Esse foi o fim. Sentado na beira de um penhasco, olhando o
horizonte, uma bela vista por sinal, refletia calmamente sobre os últimos e
pesarosos eventos de minha ligeira existência. Decidi dar cabo naquele
sofrimento, me levantei e posicionei os dois pés com suas metades para fora do
limite do abismo que se abria abaixo de mim. Fechei os olhos. Vi uma revoada de
pássaros enormes que carregavam em seus bicos chaves douradas. Para aonde eles
iam? Senti a terra tremer e atrás de mim um túnel de cores brilhantes surgiu
como um trem e me envolveu naquele redemoinho de pânico como um turbilhão
causado por ondas marítimas revoltas. Um eco se ouviu naquele local. Nas paredes
desse túnel tive a visão de estranhos andando em ruas estreitas, seus rostos
não eram dotados de olhos, bocas ou narizes, mas em alguns eu podia contemplar
uma face conhecida. Tive medo. O eco estava mais forte. Do chão brotou um gramado
espesso, dono de um verde muito escuro, e logo me vi perseguindo coelhos
brancos, todos muito parecidos, porém seus olhos eram de formatos e cores
variadas. Procurava por um específico, de olhos pequenos e totalmente avermelhados.
Não o achei. O túnel voltou a me envolver. Fui guiado então até uma praia. O
tempo estava instável, com cara de chuva, mas mesmo assim queria muito entrar
no mar. Vi um grande amigo se aproximar na companhia de outras pessoas, não
queria a companhia de ninguém, estava ali para ficar sozinho e comungar aquele
momento somente com a manifestação agressiva que se fazia presente nas ondas
daquela praia. Porém antes mesmo que eu pudesse correr em direção ao mar para
evitar aquele confronto social, fui abordado pela presença irradiante de um dos
mais belos fenômenos da natureza que eu já havia visto. Não há forma de ser
justo com aquela forma. Posso somente dizer que fui guiado sem perceber até as
águas agitadas do oceano e lá fiquei por um período razoável, o suficiente para ver meus dedos enrugados. Sem aviso prévio o mar secou e se tornou um deserto. Não
compreendi o que havia acontecido, nem com aquela massa de água colossal, nem
com os outros seres que estavam por perto, tudo sumiu. Meus olhos agora estavam
cansados, como os olhos de um moribundo que não dorme há dias, eu os sentia
inchados, como quando acordamos de horas seguidas de sono. Novamente o túnel me
envolveu. Dessa vez o eco era ensurdecedor. Tapei os ouvidos em uma tentativa
inútil de abafar aquele som. Era algo vocalizado. Eram pessoas. Se fosse uma
única pessoa, certamente seria um som suave, mas eram todas as pessoas do
mundo, as que estavam vivas e as que já estiveram. Fiquei ensandecido. Parece-me
que isso durou algumas horas, já não tinha mais condições de quantificar o
tempo. Vi então diante de mim, brotar do chão, uma enorme mão, primeiro os
dedos, depois a palma e por fim o pulso. O som intenso parou. A mão pendeu para
trás e abriu os dedos o máximo que pode, acima, no firmamento, um dos pássaros enormes
que tinham pairado sobre mim deixou a chave que carregava em seu bico cair,
acertando o centro daquele membro gigantesco. Com destreza ímpar a chave
dourada foi posicionada entre o polegar e o indicador da mão, ela se aproximou
com cautela do meu peito e fez a chave me tocar, senti um ardor mortal, vociferei
um urro de dor, eu mesmo me estremeci com o desespero contido naquele brado.
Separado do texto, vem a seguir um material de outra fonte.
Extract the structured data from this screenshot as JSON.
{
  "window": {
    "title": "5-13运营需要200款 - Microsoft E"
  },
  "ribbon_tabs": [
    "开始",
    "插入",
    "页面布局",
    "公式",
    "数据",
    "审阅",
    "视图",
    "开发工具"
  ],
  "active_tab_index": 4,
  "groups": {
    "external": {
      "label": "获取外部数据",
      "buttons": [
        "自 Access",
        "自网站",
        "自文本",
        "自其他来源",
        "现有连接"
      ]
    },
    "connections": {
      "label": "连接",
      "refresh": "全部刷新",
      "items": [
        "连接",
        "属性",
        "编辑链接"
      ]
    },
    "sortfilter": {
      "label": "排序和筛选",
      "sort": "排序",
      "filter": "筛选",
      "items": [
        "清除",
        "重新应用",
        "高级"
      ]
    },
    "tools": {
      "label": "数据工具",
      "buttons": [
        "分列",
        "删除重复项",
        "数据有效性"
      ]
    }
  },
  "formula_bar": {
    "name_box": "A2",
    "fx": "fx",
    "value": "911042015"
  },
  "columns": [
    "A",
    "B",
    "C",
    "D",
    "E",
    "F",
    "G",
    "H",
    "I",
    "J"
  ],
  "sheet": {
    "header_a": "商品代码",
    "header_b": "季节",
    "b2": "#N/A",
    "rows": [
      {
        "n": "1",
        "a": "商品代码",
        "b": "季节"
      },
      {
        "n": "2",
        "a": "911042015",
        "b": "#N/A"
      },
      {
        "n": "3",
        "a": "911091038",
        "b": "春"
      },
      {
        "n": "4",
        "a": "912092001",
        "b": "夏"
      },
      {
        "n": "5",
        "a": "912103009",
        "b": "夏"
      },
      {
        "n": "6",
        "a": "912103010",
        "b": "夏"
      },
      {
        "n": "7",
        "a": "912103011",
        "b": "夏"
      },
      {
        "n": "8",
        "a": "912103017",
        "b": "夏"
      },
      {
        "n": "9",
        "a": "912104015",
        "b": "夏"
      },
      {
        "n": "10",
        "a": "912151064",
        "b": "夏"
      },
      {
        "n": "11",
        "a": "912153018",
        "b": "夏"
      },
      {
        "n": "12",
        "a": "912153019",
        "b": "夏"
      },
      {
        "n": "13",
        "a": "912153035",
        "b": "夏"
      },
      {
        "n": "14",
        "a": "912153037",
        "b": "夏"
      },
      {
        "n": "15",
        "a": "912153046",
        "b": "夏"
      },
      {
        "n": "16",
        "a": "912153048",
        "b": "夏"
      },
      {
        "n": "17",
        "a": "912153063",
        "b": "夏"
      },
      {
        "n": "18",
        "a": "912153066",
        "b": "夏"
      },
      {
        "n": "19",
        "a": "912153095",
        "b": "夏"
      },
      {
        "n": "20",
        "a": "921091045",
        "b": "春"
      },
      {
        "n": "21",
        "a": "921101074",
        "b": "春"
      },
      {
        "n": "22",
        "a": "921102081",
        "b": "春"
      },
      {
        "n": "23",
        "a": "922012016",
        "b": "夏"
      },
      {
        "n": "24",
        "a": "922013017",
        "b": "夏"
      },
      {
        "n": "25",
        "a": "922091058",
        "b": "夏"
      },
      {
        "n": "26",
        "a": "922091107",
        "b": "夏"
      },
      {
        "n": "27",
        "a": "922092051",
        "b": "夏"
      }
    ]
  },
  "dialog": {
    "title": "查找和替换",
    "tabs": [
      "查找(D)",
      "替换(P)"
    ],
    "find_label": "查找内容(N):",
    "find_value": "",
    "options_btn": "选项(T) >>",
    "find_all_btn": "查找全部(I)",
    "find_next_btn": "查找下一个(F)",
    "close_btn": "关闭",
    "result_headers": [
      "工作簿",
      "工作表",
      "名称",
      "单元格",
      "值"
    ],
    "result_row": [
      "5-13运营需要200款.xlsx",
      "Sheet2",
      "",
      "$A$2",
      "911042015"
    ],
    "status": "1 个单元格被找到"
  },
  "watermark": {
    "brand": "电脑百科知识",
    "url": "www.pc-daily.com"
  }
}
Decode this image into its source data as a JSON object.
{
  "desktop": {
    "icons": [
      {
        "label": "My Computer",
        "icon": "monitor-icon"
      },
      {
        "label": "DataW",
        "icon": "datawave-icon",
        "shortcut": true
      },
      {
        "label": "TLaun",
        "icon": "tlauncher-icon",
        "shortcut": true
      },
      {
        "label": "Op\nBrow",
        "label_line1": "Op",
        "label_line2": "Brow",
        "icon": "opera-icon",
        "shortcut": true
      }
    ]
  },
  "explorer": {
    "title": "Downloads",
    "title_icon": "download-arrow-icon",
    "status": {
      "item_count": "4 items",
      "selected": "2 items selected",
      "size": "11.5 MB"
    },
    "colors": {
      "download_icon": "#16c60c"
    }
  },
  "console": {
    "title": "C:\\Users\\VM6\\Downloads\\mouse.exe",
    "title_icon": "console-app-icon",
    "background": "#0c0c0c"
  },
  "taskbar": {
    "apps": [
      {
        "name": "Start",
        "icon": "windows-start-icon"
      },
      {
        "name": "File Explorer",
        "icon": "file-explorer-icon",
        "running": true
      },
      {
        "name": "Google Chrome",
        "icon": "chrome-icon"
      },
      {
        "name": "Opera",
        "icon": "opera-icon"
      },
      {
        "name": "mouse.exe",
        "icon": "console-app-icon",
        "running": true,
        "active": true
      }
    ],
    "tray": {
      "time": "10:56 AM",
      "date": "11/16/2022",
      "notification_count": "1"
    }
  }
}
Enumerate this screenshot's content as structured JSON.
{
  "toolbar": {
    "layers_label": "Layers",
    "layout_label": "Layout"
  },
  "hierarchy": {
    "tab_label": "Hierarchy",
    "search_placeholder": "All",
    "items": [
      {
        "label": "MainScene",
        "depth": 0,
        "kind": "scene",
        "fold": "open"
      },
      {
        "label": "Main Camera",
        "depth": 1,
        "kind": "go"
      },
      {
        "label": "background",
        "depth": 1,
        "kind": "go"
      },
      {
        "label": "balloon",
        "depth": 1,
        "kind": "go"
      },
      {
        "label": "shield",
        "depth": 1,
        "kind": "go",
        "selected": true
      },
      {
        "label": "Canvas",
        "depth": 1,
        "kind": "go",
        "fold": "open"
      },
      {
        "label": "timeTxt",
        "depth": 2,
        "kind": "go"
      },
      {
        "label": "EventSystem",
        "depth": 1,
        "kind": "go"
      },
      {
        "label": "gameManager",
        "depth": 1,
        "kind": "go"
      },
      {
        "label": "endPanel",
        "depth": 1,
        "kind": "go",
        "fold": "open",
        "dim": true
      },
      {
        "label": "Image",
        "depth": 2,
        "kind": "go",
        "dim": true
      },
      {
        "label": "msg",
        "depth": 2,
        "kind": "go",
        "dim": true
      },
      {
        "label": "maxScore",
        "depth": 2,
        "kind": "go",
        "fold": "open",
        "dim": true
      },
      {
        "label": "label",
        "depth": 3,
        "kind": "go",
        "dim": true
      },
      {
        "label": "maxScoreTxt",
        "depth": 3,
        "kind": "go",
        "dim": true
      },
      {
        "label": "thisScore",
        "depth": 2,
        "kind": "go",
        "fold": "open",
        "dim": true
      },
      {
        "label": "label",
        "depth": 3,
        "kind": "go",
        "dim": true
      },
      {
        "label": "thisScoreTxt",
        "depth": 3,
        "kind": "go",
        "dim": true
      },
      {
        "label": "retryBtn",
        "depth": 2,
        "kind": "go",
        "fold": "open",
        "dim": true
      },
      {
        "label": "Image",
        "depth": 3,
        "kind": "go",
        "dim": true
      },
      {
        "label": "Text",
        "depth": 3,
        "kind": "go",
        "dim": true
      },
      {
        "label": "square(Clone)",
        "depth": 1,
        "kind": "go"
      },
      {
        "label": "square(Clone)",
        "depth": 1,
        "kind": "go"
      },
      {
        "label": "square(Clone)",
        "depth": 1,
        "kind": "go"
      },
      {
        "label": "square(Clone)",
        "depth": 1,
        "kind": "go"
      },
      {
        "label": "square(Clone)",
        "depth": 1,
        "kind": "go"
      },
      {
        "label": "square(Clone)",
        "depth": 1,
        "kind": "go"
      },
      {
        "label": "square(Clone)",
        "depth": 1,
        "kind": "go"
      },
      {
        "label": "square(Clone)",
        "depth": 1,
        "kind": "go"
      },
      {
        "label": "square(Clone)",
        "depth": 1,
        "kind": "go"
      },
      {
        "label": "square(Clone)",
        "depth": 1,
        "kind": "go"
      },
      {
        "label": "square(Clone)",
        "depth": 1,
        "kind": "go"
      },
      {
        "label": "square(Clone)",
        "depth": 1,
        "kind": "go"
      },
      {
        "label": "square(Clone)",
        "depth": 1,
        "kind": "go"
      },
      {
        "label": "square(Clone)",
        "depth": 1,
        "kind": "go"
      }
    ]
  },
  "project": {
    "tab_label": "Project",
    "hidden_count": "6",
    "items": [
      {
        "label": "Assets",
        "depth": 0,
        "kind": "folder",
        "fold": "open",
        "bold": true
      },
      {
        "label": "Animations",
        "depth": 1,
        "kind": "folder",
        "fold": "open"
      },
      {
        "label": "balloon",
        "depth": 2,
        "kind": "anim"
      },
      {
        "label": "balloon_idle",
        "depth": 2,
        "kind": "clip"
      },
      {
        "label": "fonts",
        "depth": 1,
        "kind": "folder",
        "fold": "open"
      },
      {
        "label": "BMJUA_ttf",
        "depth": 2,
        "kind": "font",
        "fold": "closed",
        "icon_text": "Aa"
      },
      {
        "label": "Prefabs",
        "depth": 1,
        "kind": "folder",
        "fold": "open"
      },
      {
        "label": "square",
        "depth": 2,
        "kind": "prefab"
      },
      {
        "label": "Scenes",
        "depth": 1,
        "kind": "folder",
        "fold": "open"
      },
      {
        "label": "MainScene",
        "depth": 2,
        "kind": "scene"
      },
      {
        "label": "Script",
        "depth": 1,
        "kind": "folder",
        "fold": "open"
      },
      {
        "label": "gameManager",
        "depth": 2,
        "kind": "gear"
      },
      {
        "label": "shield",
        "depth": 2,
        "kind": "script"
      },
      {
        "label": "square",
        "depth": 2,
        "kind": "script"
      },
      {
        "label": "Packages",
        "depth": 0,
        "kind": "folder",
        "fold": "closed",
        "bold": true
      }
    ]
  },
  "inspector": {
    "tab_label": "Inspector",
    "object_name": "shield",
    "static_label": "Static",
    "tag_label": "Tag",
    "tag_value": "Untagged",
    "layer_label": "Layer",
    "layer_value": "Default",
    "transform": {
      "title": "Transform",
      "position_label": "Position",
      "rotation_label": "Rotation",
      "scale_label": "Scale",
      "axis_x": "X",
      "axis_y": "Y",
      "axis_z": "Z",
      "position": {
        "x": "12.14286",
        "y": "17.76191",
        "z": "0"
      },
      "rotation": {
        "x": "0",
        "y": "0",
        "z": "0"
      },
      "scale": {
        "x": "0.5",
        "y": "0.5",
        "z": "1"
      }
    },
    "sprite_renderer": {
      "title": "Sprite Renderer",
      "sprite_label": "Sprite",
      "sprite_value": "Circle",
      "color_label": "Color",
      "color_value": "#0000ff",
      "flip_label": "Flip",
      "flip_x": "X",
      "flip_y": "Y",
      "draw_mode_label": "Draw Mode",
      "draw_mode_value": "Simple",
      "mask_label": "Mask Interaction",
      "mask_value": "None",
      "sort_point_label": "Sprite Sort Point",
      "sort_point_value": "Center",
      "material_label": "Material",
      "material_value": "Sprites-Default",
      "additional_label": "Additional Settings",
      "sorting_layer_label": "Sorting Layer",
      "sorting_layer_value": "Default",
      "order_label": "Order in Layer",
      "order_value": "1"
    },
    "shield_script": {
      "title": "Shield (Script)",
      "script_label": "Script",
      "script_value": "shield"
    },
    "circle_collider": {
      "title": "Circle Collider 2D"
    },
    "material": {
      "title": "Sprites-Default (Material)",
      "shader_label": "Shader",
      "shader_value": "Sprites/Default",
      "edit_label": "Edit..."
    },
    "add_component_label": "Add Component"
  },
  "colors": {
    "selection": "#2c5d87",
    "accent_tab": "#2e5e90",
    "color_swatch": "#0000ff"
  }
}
Meu peito se abriu ao meio, eu tentava em vão, segurar as duas metades de mim
que se separavam para evitar aquele espetáculo de horror, mas não importava
quanta força fizesse nada adiantava. Então de dentro de mim saiu meu coração,
esplêndido, de um vermelho vívido, pulsante e proprietário de um vigor
descomunal. Ali, naquele momento, não tive dúvidas e entendi exatamente o que
devia fazer. Em um piscar de olhos, vi novamente o horizonte que imperava
naquele penhasco, meus pés ainda estavam com suas metades para fora do limite
do desfiladeiro. Respirei fundo, dei meia volta e caminhei em direção à vida para
doar a quem merecesse o melhor de mim.